By pleading no contest, Donald F. Lemasters, 44, 153 Liberty St., preserved his right to appeal the conviction.
Judge Robert D. Nichols ordered a pre-sentence investigation and set sentencing for Oct. 19. Lemasters could spend up to 126 years in prison and pay up to $257,000 in fines for the multi-count conviction. However, Nichols noted Ohio’s current guidelines regarding consecutive sentences and Lemasters’ lack of a criminal history will likely mean much less time behind bars. He will be forced to register as a sex offender for 25 years.
In the meantime, Lemasters remains in Tri-County Regional Jail without bond.
In return for the no-contest pleas, Assistant Madison County Prosecutor Kirsten Gross said she will not charge Lemasters with fleeing the county to avoid a July 17 jury trial.
Friday’s plea hearing marked a milestone in a case that began in April 2011 when deputies from Franklin and Madison counties, London police officers and agents from the Ohio Bureau of Criminal Investigation raided the Liberty Street house and confiscated computers, DVDs, CDs and other electronic storage devices containing images of children in various stages of nudity and engaged in sexual acts. None of those images were of local children.

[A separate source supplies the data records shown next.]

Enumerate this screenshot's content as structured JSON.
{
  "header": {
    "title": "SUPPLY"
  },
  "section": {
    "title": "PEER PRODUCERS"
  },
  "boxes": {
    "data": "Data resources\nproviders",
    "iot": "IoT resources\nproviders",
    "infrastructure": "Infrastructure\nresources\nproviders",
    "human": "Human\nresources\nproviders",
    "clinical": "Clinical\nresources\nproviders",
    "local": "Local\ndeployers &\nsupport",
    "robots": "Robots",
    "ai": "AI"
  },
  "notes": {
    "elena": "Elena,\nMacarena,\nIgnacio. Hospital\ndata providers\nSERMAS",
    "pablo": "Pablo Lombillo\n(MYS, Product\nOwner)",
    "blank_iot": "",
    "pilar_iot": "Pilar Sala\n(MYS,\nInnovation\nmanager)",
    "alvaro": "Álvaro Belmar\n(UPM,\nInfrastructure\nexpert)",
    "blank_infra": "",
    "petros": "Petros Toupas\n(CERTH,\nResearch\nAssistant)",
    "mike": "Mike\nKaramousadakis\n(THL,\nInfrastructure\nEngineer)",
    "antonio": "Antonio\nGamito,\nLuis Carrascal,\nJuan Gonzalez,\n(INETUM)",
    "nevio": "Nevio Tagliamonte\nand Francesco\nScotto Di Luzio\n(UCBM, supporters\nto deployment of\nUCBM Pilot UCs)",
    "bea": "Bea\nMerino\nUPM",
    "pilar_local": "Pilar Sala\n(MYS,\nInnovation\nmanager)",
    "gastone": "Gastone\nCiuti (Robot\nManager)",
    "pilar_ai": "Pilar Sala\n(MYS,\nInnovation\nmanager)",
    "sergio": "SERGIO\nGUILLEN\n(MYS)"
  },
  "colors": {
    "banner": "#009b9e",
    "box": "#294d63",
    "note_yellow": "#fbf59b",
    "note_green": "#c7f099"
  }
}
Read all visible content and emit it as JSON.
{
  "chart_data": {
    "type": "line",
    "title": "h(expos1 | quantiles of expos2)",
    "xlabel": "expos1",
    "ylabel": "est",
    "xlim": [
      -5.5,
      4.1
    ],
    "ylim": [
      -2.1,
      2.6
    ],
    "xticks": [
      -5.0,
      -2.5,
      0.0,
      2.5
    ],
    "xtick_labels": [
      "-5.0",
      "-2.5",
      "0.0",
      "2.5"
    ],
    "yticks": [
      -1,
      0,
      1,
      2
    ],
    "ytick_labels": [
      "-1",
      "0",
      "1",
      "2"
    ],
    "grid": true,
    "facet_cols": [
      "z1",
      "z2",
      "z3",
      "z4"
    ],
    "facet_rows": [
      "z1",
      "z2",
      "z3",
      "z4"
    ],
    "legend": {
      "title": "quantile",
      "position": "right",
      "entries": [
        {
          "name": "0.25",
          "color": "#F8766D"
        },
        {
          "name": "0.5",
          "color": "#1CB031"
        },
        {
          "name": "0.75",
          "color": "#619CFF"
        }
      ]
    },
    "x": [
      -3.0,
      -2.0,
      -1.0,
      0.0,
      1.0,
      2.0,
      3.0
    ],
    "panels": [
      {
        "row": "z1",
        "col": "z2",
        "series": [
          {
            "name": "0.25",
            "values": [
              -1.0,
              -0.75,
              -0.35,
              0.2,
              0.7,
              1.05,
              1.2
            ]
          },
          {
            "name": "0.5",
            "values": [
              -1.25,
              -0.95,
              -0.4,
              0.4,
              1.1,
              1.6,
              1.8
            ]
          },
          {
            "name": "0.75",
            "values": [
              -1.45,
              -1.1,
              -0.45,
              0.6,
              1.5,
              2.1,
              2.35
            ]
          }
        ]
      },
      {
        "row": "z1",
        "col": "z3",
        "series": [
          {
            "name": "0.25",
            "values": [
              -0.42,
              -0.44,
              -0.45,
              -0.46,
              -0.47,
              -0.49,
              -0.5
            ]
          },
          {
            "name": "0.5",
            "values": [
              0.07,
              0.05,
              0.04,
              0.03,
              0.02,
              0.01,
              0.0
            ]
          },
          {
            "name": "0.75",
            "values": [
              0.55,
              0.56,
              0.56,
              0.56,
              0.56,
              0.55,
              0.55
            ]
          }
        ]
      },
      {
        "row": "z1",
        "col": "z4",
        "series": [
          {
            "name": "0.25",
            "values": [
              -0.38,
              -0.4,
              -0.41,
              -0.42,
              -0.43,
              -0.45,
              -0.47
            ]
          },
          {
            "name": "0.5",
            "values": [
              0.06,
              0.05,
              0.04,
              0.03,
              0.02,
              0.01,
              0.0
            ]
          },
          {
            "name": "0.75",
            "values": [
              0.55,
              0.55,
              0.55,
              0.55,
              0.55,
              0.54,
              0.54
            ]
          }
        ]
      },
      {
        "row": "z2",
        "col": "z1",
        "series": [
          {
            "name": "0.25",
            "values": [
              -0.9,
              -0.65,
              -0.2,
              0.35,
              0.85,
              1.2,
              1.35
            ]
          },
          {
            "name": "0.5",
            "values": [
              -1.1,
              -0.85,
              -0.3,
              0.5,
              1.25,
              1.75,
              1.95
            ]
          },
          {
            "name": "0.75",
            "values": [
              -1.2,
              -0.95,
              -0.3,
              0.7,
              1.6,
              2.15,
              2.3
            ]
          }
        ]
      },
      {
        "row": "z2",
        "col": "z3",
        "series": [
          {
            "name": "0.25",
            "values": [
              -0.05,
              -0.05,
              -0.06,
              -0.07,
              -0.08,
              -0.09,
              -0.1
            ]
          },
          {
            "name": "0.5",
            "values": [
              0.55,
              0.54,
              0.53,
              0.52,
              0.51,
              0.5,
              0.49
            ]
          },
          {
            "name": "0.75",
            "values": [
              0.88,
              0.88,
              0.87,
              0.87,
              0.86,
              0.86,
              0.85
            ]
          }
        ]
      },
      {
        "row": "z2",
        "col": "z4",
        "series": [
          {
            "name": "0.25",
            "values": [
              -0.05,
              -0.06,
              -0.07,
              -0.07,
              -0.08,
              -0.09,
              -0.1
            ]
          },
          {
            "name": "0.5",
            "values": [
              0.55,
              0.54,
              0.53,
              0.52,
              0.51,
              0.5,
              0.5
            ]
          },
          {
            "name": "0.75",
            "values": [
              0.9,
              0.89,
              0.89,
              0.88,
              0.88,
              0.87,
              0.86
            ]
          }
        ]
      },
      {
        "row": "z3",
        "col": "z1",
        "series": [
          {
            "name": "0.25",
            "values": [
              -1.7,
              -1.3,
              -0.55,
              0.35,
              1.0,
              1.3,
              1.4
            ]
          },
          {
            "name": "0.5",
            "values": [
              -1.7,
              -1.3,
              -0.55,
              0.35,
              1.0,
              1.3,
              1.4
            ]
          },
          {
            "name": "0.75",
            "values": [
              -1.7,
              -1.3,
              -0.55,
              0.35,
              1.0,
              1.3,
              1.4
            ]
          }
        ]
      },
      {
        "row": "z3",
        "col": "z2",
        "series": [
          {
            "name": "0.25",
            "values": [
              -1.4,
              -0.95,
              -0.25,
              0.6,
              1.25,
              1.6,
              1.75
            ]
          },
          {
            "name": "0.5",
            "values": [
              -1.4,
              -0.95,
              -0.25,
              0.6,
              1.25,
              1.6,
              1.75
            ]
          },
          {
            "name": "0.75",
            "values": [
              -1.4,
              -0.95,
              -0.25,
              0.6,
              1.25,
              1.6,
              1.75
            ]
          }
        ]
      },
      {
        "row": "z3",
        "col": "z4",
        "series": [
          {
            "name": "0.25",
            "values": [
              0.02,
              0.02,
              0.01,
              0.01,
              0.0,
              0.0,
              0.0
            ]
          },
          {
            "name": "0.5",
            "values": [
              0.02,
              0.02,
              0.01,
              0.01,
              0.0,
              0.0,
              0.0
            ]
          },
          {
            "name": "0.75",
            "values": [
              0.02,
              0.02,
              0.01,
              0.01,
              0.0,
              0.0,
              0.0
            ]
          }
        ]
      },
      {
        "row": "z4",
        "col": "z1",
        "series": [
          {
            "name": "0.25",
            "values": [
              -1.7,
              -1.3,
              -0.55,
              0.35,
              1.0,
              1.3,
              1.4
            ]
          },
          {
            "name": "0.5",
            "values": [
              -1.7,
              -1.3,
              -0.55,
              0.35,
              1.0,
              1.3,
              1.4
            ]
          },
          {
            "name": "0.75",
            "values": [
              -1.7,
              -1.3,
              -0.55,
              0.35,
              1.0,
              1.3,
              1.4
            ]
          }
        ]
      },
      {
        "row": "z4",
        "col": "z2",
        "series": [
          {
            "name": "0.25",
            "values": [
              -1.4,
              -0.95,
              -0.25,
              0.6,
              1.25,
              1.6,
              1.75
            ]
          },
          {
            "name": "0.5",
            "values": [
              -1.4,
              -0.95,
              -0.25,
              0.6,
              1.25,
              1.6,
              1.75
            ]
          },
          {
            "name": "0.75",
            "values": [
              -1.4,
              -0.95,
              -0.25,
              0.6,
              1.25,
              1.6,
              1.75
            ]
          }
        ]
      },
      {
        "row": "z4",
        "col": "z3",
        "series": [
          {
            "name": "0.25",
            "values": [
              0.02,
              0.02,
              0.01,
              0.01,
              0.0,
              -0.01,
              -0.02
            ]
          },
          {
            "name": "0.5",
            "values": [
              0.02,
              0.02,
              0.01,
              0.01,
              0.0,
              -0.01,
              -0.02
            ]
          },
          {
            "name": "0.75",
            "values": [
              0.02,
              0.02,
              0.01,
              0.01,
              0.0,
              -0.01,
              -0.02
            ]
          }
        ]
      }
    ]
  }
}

The raid was based on a tip from a Franklin County task force investigating Internet crimes against children that someone at the Liberty Street address was downloading child pornography to a home computer from file-sharing networks.
A series of legal delays followed, as Lemasters changed attorneys and filtered in and out of jail.
Court-appointed attorney Joe Edwards obtained Lemasters’ release from jail on house arrest in January and prepared for the July trial. However, just days before a jury was scheduled to hear the case, Lemasters disappeared.
U.S. Marshals eventually found the man hiding in the attic of his parents’ Warren home. He waived extradition and was returned to Madison County on Aug. 2.
Private attorney Eric Hoffman represented Lemasters on Friday. Earlier, Nichols over-ruled Hoffman’s motion to suppress evidence gathered in the 2011 search of the Liberty Street home. Hoffman argued authorities used improper methods to obtain Lemasters’ Internet provider address and trace it to the house.
It’s an argument frequently heard in today’s criminal cases involving child pornography on the Internet. Along with the debate over file-sharing networks and how they work, it will likely provide the basis for Lemasters’ future appeal.